La Smutniak, quindi, non ha profili attivi sui social network ed ha abbandonato anche il mondo modaiolo dell spettacolo, anche se purtroppo rimane vittima dei giornalisti a caccia di scoop:

“La mia vita è come quella di tutte le donne che lavorano. Mi alzo alle sette perché mia figlia va a scuola e vado a dormire presto. Ora c’è anche un altro che si sveglia di notte. L’unica differenza è che se io vado al supermercato mi fanno le foto, alle altre no. Non ci sono altre differenze. Il mondo del divismo è finito, grazie a Dio, però è cominciato un altro incubo in cui tu in qualche modo, in qualsiasi momento, puoi essere ‘taggato’, visto, ripreso in momenti privati e magari non ne avresti alcuna voglia. Tutto questo senza che nessuno te lo chieda. Speriamo passi pure questo”.

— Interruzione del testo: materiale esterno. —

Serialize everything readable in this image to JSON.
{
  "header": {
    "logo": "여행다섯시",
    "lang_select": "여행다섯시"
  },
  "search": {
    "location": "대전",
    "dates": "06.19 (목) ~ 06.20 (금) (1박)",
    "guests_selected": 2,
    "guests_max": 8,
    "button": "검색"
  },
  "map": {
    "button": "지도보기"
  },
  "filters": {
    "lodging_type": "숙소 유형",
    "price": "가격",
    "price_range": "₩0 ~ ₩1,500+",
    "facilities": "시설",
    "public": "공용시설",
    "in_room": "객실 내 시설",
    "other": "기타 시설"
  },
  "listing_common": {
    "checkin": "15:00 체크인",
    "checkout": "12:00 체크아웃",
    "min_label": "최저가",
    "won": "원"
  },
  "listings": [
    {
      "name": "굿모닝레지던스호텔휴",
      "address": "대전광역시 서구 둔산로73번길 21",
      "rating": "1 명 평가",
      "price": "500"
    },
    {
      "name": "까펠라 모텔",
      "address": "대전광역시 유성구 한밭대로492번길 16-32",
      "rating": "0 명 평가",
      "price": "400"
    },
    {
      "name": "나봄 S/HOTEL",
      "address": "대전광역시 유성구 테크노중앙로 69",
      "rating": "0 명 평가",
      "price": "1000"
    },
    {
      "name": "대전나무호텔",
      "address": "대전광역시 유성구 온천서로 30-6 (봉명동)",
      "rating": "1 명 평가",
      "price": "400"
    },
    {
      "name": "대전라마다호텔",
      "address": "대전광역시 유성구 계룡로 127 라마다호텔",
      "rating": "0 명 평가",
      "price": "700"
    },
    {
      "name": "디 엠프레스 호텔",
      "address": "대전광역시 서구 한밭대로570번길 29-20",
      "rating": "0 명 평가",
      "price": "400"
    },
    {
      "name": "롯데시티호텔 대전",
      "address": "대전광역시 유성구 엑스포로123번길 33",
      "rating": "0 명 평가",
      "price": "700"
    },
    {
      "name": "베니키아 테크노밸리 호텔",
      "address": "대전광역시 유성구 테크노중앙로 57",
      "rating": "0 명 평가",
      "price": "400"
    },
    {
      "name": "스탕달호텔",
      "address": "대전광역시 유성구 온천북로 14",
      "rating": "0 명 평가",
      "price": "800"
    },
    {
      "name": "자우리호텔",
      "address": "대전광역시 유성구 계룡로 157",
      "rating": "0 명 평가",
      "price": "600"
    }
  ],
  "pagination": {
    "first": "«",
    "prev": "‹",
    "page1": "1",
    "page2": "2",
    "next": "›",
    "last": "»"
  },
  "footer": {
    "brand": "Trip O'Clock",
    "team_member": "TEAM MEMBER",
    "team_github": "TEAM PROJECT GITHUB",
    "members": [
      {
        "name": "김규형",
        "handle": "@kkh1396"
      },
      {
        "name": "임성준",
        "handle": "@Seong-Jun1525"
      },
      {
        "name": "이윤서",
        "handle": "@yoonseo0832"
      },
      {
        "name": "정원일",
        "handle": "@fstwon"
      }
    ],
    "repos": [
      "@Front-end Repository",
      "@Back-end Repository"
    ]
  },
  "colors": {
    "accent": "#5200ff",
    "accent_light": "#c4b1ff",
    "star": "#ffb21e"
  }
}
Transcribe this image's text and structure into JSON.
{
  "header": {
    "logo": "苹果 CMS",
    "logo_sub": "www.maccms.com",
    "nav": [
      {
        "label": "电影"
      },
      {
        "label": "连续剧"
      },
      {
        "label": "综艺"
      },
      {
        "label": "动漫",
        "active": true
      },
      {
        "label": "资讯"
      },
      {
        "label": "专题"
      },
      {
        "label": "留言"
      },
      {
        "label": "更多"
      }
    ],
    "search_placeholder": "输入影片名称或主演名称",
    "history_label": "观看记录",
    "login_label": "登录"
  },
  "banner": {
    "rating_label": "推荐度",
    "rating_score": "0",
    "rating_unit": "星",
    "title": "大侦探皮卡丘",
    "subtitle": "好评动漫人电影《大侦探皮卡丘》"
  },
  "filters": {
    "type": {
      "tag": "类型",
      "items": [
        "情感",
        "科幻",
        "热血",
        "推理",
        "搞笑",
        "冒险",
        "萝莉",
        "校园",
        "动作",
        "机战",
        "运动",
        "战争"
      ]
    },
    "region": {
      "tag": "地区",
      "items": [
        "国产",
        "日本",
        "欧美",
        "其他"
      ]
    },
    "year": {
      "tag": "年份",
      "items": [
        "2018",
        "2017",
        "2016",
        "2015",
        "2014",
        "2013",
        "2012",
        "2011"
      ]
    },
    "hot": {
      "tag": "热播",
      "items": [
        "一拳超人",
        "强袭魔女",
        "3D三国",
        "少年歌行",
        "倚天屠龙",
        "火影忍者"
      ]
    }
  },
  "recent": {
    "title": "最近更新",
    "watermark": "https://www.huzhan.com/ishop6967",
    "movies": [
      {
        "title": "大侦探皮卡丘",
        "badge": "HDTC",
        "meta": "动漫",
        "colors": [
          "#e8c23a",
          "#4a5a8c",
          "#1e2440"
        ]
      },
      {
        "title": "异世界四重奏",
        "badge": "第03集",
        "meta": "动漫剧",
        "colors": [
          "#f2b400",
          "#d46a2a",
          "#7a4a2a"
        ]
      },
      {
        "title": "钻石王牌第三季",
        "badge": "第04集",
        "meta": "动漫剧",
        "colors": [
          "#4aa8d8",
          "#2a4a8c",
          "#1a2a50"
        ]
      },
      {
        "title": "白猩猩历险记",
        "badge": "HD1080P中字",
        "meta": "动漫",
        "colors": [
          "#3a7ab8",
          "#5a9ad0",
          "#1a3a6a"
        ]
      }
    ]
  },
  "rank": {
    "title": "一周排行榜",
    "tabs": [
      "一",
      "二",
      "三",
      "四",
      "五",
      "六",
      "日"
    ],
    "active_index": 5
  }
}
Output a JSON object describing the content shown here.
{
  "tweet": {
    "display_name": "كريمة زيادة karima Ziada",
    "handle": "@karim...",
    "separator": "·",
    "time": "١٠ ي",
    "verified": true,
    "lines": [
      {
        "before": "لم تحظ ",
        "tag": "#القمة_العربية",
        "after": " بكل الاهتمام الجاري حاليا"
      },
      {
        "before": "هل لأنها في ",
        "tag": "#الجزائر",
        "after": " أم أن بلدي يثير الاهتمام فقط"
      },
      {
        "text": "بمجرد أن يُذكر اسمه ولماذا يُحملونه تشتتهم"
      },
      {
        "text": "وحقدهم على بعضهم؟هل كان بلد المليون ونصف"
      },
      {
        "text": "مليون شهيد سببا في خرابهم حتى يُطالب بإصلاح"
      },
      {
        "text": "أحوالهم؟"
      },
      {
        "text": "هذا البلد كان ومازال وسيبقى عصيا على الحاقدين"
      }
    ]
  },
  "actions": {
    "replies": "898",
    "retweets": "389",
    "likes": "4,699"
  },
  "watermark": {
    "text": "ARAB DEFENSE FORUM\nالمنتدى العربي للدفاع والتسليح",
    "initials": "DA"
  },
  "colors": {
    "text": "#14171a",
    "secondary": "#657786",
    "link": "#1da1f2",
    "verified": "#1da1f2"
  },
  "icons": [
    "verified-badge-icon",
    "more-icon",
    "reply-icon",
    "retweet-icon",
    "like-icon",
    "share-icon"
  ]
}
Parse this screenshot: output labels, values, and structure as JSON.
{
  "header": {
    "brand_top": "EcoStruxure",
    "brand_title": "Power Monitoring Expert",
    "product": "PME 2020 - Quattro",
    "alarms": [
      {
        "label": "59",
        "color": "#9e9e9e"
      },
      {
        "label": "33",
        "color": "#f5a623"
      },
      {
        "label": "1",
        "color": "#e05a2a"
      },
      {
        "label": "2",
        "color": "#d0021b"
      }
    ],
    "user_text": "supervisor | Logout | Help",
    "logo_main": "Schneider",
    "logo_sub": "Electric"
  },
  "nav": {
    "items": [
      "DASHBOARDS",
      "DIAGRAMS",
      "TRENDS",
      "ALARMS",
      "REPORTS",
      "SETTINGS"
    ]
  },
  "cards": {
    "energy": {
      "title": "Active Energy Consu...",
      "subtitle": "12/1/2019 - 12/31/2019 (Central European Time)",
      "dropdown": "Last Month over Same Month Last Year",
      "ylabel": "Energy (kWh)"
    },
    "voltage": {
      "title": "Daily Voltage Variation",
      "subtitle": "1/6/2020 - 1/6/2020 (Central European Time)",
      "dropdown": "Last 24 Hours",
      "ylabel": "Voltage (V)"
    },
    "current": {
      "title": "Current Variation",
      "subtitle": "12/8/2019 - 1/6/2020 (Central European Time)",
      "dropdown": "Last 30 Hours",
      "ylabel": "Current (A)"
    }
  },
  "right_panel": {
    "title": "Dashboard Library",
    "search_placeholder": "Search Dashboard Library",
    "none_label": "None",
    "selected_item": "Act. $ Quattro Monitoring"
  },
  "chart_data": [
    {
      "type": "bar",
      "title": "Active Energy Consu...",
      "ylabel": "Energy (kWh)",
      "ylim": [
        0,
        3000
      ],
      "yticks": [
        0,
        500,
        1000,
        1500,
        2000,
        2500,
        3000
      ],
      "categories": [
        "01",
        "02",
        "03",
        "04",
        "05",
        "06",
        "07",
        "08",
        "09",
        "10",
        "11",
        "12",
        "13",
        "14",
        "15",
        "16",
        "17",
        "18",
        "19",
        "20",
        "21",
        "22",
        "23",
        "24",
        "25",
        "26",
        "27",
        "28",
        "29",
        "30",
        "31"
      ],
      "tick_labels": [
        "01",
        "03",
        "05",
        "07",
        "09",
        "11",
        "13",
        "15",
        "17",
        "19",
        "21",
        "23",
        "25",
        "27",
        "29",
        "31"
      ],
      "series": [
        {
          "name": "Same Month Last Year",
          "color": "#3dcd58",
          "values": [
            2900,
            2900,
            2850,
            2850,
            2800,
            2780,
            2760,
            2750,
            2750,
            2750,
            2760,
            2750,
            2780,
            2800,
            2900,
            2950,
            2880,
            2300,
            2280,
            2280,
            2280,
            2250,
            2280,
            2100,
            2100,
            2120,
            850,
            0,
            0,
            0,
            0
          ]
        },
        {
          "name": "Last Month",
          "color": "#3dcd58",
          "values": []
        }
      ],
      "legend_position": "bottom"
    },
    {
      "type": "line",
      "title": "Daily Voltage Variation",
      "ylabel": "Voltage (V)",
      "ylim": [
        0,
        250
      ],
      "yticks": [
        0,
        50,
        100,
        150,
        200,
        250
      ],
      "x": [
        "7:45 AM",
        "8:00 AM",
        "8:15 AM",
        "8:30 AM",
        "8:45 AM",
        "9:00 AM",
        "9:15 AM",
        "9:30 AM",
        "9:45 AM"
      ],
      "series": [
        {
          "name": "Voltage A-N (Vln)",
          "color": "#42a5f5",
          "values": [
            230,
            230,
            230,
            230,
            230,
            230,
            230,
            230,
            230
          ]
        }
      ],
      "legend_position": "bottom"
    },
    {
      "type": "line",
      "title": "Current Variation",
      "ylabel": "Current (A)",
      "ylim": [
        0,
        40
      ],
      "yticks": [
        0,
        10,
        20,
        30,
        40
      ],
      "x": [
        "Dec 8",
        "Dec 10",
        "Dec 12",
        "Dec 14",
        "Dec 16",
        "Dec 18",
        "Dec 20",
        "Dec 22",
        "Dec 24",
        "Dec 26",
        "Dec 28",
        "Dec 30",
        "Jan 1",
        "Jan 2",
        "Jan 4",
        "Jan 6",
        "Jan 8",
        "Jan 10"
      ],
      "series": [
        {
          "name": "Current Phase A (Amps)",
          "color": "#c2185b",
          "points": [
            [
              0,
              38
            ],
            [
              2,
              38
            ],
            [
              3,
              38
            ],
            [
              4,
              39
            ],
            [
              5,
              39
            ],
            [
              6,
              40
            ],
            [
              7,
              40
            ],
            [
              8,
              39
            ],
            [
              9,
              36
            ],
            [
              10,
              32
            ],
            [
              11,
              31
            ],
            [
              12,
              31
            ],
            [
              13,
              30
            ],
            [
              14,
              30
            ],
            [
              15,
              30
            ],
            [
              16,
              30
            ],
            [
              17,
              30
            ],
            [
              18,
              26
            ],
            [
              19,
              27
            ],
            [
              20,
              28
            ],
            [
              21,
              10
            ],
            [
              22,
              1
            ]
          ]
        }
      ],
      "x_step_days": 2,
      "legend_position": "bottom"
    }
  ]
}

Intanto l’attrice continua ad essere impegnata nel settore della beneficenza, in particolare nella costruzione di una scuola in Nepal, proprio in memoria dell’ex compagno scomparso:

“Siamo nella fase della conclusione del primo edificio scolastico e in questo momento stavamo scegliendo il corpo docente, che non è facile lì. È una scuola per circa 80 bambini, ma cominceremo con due classi, ed è una scuola che si trova nel Mustang, una piccola regione tra Tibet e Nepal [...] La scuola si chiama “Solar School” perché ci piaceva un nome allegro, se tutto va bene apriremo a maggio prossimo. È un progetto a lungo termine, è come se avessi un altro figlio, un lavoro in più”.